J.S. from Cape May, New Jersey writes:
Dear Mister Condo,
Bought in 2004, 3 townhouses originally built for three family members, only one remaining. That one is in charge and critical of anything they think you must do. Example: my neighbor had stone walls installed to replace the rotting wood in front for landscaping but never planted. At meeting, original owner told her she did not like the appearance. She also told me to pull the little weeds that grow between the cracks in the side walk. I pulled out condo documents and pointed out that they have completely changed the front of the house. Divided the yards when the documents say this is not allowed and never collected dues and now I am left with paying expensive fees for roof, driveways, etc. and even though I am an interior unit they want me to pay 1/3 of all expenses. They have 5 additional windows that they want to change. ADVICE?
Mister Condo replies:
J.S., I am sorry for your unfortunate predicament. I am also sorry that you are not going to like my answer very much either. Condominiums can be just about any size. They could be hundreds of units or more.
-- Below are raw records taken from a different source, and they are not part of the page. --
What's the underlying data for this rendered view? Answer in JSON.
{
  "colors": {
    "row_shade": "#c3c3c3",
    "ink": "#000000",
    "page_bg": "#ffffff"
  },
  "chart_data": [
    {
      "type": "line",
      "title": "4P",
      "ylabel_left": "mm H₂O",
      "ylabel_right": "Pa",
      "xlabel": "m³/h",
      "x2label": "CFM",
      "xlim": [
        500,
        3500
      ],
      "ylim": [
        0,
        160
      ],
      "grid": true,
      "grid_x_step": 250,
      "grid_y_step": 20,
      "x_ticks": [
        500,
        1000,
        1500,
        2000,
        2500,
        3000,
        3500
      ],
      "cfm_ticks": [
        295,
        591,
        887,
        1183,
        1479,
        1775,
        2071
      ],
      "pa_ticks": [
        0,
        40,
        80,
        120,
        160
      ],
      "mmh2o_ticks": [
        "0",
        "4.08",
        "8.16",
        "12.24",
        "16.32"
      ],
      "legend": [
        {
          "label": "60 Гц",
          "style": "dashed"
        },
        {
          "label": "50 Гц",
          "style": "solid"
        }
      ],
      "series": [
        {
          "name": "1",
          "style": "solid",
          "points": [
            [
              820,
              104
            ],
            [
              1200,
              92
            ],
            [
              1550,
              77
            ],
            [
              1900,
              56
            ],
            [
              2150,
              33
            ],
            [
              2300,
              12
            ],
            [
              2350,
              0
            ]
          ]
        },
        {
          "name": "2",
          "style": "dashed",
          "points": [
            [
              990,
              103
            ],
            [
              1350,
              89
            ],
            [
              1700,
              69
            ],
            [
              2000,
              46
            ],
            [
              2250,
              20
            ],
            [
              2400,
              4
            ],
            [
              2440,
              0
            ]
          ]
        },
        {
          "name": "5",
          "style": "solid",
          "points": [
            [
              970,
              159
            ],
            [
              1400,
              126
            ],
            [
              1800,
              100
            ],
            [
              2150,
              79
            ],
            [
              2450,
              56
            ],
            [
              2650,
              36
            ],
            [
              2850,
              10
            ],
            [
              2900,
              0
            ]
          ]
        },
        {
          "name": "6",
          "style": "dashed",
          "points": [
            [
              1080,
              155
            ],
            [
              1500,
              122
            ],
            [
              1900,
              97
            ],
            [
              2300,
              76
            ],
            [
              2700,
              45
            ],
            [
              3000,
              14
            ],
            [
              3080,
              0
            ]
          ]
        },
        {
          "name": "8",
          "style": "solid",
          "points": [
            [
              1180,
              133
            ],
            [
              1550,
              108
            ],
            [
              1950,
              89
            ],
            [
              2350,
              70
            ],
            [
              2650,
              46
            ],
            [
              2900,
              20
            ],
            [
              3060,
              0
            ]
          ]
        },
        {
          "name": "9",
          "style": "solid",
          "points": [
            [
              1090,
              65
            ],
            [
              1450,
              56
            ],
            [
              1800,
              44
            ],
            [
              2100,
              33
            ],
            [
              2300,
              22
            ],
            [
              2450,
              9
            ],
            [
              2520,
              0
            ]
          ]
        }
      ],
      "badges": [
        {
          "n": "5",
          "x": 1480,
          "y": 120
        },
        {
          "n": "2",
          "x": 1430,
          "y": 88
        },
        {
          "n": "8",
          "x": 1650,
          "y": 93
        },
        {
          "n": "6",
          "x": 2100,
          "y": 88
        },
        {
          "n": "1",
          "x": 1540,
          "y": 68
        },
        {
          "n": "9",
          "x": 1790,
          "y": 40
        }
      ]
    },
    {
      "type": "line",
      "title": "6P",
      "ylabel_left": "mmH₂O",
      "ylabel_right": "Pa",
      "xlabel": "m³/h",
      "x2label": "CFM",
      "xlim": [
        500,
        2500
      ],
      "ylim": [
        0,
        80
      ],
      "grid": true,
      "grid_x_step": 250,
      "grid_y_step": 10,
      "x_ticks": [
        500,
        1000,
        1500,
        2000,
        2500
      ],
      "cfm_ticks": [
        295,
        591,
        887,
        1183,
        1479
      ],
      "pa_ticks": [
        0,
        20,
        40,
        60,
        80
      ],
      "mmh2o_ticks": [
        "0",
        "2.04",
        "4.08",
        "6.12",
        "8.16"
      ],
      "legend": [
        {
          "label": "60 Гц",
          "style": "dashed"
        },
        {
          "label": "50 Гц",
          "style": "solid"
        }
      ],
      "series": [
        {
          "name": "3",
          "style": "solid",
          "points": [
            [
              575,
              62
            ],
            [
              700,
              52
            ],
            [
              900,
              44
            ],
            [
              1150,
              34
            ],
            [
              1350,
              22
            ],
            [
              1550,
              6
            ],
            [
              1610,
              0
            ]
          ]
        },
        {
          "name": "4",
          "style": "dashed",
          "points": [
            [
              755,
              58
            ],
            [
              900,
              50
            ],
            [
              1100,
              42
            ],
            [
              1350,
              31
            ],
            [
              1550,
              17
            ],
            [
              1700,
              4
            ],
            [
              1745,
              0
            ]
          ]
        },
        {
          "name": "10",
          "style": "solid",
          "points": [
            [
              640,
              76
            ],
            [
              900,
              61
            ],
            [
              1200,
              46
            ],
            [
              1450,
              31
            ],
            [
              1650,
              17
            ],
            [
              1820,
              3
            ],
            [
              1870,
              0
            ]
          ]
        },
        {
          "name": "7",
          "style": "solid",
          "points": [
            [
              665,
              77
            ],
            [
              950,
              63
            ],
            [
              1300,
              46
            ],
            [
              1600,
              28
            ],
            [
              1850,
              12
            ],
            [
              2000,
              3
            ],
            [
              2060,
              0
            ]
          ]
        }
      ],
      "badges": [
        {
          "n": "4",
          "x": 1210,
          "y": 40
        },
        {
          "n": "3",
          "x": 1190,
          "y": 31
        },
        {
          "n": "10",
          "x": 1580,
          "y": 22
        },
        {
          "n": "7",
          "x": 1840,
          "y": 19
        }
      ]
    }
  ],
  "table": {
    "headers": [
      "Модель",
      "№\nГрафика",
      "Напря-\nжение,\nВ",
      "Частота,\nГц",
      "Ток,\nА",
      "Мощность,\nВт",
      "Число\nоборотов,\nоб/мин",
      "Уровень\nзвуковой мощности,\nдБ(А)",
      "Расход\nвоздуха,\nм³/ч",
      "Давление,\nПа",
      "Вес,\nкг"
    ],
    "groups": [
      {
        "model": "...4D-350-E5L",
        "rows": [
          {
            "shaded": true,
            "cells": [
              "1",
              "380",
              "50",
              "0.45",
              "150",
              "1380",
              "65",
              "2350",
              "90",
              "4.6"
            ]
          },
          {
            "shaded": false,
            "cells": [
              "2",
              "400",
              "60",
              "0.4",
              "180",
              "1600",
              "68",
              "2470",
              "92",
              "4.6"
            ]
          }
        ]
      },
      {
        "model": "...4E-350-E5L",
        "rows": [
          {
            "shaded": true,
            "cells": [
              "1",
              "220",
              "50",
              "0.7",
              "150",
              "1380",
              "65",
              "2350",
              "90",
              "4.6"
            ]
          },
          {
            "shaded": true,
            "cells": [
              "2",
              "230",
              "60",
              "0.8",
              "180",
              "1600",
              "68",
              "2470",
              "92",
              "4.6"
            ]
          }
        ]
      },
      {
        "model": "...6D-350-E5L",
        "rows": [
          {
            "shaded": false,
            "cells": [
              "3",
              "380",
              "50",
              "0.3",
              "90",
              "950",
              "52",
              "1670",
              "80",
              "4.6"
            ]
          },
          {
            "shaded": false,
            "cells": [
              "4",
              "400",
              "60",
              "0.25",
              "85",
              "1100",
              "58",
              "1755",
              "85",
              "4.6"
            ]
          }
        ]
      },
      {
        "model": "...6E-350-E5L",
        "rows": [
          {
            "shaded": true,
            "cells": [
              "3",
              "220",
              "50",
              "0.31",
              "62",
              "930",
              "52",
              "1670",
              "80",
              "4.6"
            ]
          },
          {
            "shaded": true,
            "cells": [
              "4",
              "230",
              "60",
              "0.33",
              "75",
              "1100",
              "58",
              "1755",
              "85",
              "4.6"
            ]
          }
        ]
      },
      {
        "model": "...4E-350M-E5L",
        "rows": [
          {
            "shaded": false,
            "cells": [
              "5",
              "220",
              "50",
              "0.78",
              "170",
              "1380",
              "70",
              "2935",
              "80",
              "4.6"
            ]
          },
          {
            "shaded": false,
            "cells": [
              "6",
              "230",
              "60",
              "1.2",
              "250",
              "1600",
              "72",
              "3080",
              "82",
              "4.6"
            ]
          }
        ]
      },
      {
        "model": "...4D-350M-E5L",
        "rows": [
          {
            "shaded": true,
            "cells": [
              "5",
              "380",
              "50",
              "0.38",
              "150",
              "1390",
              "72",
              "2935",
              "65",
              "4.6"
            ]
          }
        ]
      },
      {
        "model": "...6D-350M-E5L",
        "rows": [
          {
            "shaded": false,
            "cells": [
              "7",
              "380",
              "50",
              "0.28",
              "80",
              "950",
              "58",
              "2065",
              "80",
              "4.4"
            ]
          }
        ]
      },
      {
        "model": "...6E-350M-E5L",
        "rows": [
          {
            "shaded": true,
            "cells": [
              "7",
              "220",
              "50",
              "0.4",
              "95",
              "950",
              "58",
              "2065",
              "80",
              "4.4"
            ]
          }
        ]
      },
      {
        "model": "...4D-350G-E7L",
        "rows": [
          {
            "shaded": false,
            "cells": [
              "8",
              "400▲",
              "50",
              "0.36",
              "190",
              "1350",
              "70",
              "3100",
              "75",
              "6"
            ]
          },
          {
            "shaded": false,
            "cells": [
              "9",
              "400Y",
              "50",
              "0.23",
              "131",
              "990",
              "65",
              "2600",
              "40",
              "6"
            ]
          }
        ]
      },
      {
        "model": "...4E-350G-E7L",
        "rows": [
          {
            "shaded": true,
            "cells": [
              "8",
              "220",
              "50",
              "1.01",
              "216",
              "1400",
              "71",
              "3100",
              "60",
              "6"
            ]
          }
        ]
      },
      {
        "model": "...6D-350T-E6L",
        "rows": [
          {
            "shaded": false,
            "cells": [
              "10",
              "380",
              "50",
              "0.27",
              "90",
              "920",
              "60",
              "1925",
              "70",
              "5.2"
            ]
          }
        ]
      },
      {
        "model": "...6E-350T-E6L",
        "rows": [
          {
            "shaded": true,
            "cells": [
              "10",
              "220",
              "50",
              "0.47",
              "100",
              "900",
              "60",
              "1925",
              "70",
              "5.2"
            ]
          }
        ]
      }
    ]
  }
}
They could be 20 units or less. In your case, it is three townhouses. My guess is that there was some tax advantage that the family who created the condominium sought to take advantage of all those years ago. That was all fine and dandy when the only unit owners were family members. Fast forward to today and you see that this not for profit “business” has been run as anything but. There are governance documents that describe in detail who is responsible for what, who pays for what, what the process is for architectural changes, and so on. Without this document being adhered to, the association has fallen apart, almost to the point where dissolution of the condominium may be a viable option. You asked my advice. I would look at all of my legal options and even consider selling my interest to get out before this condominium implodes on itself and becomes a serious money pit. I love the scenic beauty of Cape May, New Jersey and have seen some of the beautiful homes and condos in the area. This one has been weathering since 2004 without any money being set aside for repairs, which are now here. If the condominium declaration and by-laws simply state that expenses are split evenly between the three units, you are going to have to pay for one third of the repair bills. It isn’t a question of fairness; it is a question of what you have legally obligated yourself to when you purchased into this condominium association. The idea that the lone original owner is the boss and can dictate who does what or who pays for what is ludicrous. Review the documents, talk to an attorney and take the necessary steps to protect yourself. All the best!